Chagas life cycle and diagnosis
Trypanosoma cruzi 1) Triatomine insect takes a blood meal and releases metacyclic trypomastigotes in feces near bite wound. Metacyclic trypomastigotes enter through wound or intact mucosal membranes (such as conjunctiva). 2) Inside host metacyclic trypomastigotes near site of inoculation differentiate into intracellular amastigotes. 3) Amastigotes multiply by binary fission and differentiate into trypomastigotes and released into circulation as bloodstream trypomastigotes (these don't replicate) which causes symptoms. 4) Kissing bug feeds on human or animal blood that contains circulating parasites and the ingested trypomastigotes turn into epimastigotes and then infective metacyclic trypomastigotes in the kissing bug and the cycle repeats. Diagnosis: Via thick and thin blood smears with staining and microscopic examination - only works in acute phase when parasites circulating in blood. Diagnosis generally made by testing with at least 2 different serologic tests.

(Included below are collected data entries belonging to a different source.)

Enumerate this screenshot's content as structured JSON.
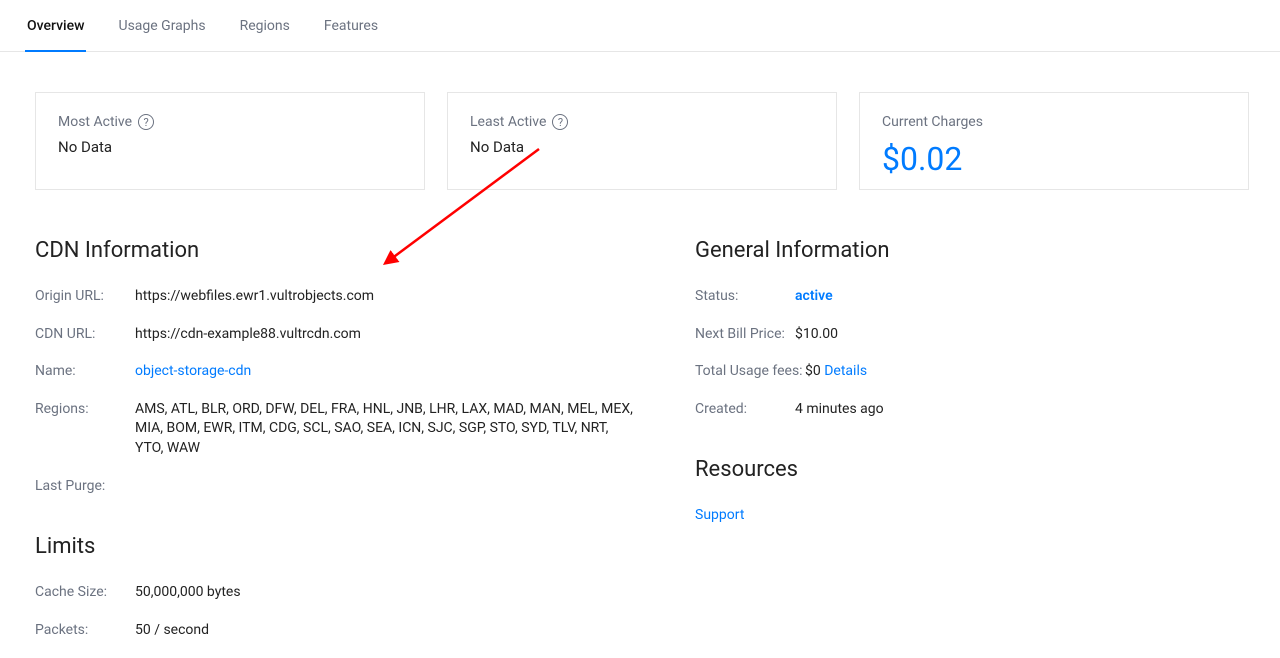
{
  "tabs": [
    {
      "label": "Overview",
      "active": true
    },
    {
      "label": "Usage Graphs",
      "active": false
    },
    {
      "label": "Regions",
      "active": false
    },
    {
      "label": "Features",
      "active": false
    }
  ],
  "cards": {
    "most_active": {
      "label": "Most Active",
      "value": "No Data"
    },
    "least_active": {
      "label": "Least Active",
      "value": "No Data"
    },
    "current_charges": {
      "label": "Current Charges",
      "value": "$0.02"
    }
  },
  "cdn_info": {
    "heading": "CDN Information",
    "origin_url": {
      "key": "Origin URL:",
      "val": "https://webfiles.ewr1.vultrobjects.com"
    },
    "cdn_url": {
      "key": "CDN URL:",
      "val": "https://cdn-example88.vultrcdn.com"
    },
    "name": {
      "key": "Name:",
      "val": "object-storage-cdn"
    },
    "regions": {
      "key": "Regions:",
      "val": "AMS, ATL, BLR, ORD, DFW, DEL, FRA, HNL, JNB, LHR, LAX, MAD, MAN, MEL, MEX, MIA, BOM, EWR, ITM, CDG, SCL, SAO, SEA, ICN, SJC, SGP, STO, SYD, TLV, NRT, YTO, WAW"
    },
    "last_purge": {
      "key": "Last Purge:",
      "val": ""
    }
  },
  "limits": {
    "heading": "Limits",
    "cache_size": {
      "key": "Cache Size:",
      "val": "50,000,000 bytes"
    },
    "packets": {
      "key": "Packets:",
      "val": "50 / second"
    }
  },
  "general_info": {
    "heading": "General Information",
    "status": {
      "key": "Status:",
      "val": "active"
    },
    "next_bill": {
      "key": "Next Bill Price:",
      "val": "$10.00"
    },
    "usage_fees": {
      "key": "Total Usage fees:",
      "val": "$0",
      "details": "Details"
    },
    "created": {
      "key": "Created:",
      "val": "4 minutes ago"
    }
  },
  "resources": {
    "heading": "Resources",
    "support": "Support"
  }
}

How do you diagnose Neisseria meningitidis
Via CSF sample collection- cerebrospinal fluid drawn from between two vertebrae via needle (aspirated) while patient in lateral recumbent. Gram stain can reveal meningitidis.

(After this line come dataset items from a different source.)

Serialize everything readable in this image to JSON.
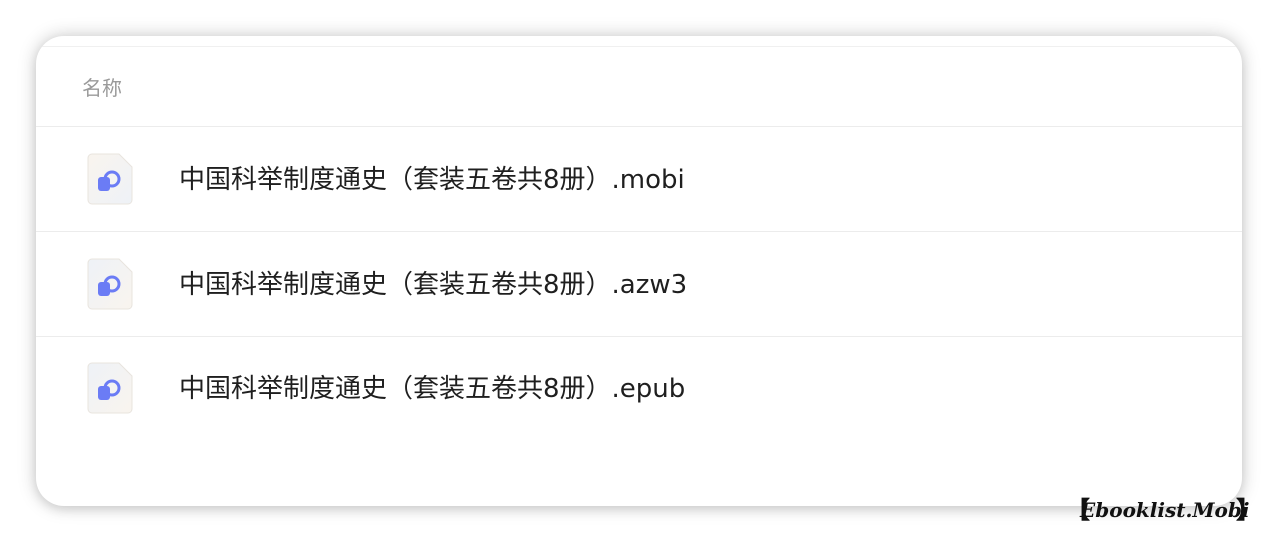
{
  "file_list": {
    "column_header": "名称",
    "files": [
      {
        "name": "中国科举制度通史（套装五卷共8册）.mobi",
        "icon": "ebook-file-icon"
      },
      {
        "name": "中国科举制度通史（套装五卷共8册）.azw3",
        "icon": "ebook-file-icon"
      },
      {
        "name": "中国科举制度通史（套装五卷共8册）.epub",
        "icon": "ebook-file-icon"
      }
    ]
  },
  "watermark": {
    "text": "Ebooklist.Mobi",
    "bracket_left": "【",
    "bracket_right": "】"
  },
  "colors": {
    "icon_accent": "#6b7cf5",
    "icon_bg": "#f7f3ee",
    "divider": "#ececec",
    "header_text": "#9a9a9a",
    "file_text": "#1f1f1f"
  }
}
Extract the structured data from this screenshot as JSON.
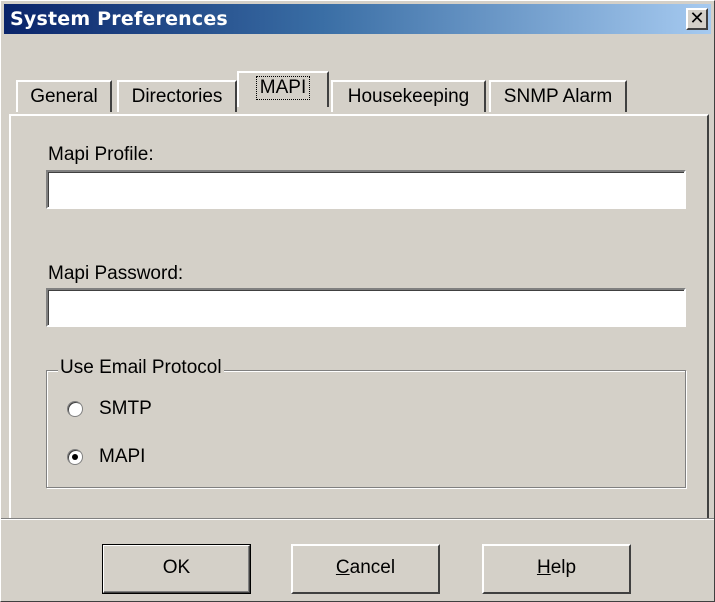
{
  "window": {
    "title": "System Preferences",
    "close_glyph": "✕"
  },
  "tabs": [
    {
      "label": "General",
      "active": false
    },
    {
      "label": "Directories",
      "active": false
    },
    {
      "label": "MAPI",
      "active": true
    },
    {
      "label": "Housekeeping",
      "active": false
    },
    {
      "label": "SNMP Alarm",
      "active": false
    }
  ],
  "form": {
    "mapi_profile_label": "Mapi Profile:",
    "mapi_profile_value": "",
    "mapi_password_label": "Mapi Password:",
    "mapi_password_value": "",
    "protocol_group_label": "Use Email Protocol",
    "options": [
      {
        "label": "SMTP",
        "selected": false
      },
      {
        "label": "MAPI",
        "selected": true
      }
    ]
  },
  "buttons": {
    "ok": "OK",
    "cancel_first": "C",
    "cancel_rest": "ancel",
    "help_first": "H",
    "help_rest": "elp"
  },
  "colors": {
    "face": "#d4d0c8",
    "title_start": "#0a246a",
    "title_end": "#a6caf0"
  }
}
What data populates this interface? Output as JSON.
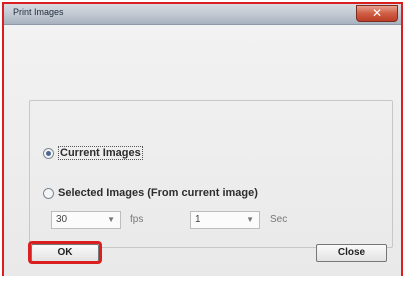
{
  "window": {
    "title": "Print Images",
    "close_glyph": "✕",
    "close_icon": "close-icon"
  },
  "options": {
    "current_images_label": "Current Images",
    "current_images_selected": true,
    "selected_images_label": "Selected Images (From current image)",
    "selected_images_selected": false
  },
  "fps": {
    "value": "30",
    "unit": "fps",
    "arrow_glyph": "▼"
  },
  "seconds": {
    "value": "1",
    "unit": "Sec",
    "arrow_glyph": "▼"
  },
  "buttons": {
    "ok_label": "OK",
    "close_label": "Close"
  },
  "colors": {
    "highlight": "#d91f1f"
  }
}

Rabies virus transmission, treatment, and fatalities
Virus transmission: - Saliva of infected animals. - 99% of human cases are caused by dog bites - Virus attacks the brain, rabies is fatal once symptoms appear. Treatment: Thorough washing of the wound with soap and vaccine injections can avoid symptoms and save lives. Seek immediate medical care if bitten. Fatalities: Rabies affects poor rural communities mostly in Asia and Africa About 1 death every 15 minutes. 40% of the victims are children younger than 15
Ebola transmission
Zoonotic disease. Initial infection through contact with infected animal such as fruit bat or nonhuman primate- afterwards, virus spreads from person to person via direct contact with: Blood or body fluids (urine, saliva, sweat, feces, vomit, breast milk, and semen) of a person who is sick with or has died from Ebola Virus Disease (EVD). Objects (such as needles and syringes) contaminated with body fluids from sick with EVD or the body of a person who died from EVD. Infected fruit bats or nonhuman primates (such as apes and monkeys) Semen from a man who recovered from ECD (through oral, vaginal, or anal sex). Ebola virus CANNOT spread to others when a person shows no signs or symptoms of EVD. Is not usually transmitted by food, mosquitoes, or other insects.